O reconhecimento dos benefícios obtidos pelos bombeiros tratados através da PD – consequentemente refletindo no trabalho de toda a equipa e no interesse de outros departamentos em oferecer esta intervenção – leva a crer que é possível e necessário oferecer cuidados de saúde mental adaptados para essa população (Becker et al., 2022, p. 8).


Joana Becker (Psicóloga, Psicoterapeuta, Investigadora Observatório do Trauma)


Como citar este texto:
Becker, J. (2024, março). Stress pós-traumático e psicoterapia dinâmica. InfoTRAUMA, 17.

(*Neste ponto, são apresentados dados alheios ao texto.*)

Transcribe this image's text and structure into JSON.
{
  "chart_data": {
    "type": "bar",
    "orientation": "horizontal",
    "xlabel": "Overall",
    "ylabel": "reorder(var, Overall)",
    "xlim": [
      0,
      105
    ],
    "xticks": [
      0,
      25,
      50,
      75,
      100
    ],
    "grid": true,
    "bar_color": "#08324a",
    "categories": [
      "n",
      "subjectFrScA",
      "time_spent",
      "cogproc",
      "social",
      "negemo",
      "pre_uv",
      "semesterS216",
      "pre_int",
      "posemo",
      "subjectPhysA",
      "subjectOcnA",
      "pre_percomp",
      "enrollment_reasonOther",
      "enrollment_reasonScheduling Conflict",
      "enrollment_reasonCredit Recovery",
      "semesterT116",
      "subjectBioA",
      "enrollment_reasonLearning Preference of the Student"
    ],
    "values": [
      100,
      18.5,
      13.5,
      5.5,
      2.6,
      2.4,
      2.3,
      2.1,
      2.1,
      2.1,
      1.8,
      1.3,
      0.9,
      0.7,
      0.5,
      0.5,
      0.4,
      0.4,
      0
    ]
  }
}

Becker, J. P. (2017). Do Trauma à Psicossomática: As Marcas Indeléveis da Guerra. [Unpublished master’s thesis]. Universidade de Coimbra.
Becker, J. P., Paixão, R., & Aragão Oliveira, R. (2021). Dynamic Psychotherapy: Is Time the Enemy That Proves to Be an Ally? In H. Boyd (Ed.). Psychotherapy: Perspectives, Strategies and Challenges. Nova Science Publisher, Inc.
Becker, J. P., Paixão, R., & Quartilho, M.J. (2022). Dynamic Psychotherapy as a PTSD Treatment for Firefighters: A Case Study. Healthcare, 10(3), 530.
Brooks, S. K., Dunn, R., Amlôt, R., Greenberg, N., & Rubin, J. (2016). Social and occupational factors associated with psychological distress and disorder among disaster responders: A systematic review. BMC Psychol., 4, 1–13.
National Guideline Alliance (UK). (2018). Evidence Reviews for Psychological, Psychosocial and Other Non-Pharmacological Interventions for the Treatment of PTSD in Adults: Posttraumatic Stress Disorder. National Institute for Health and Care Excellence (NICE).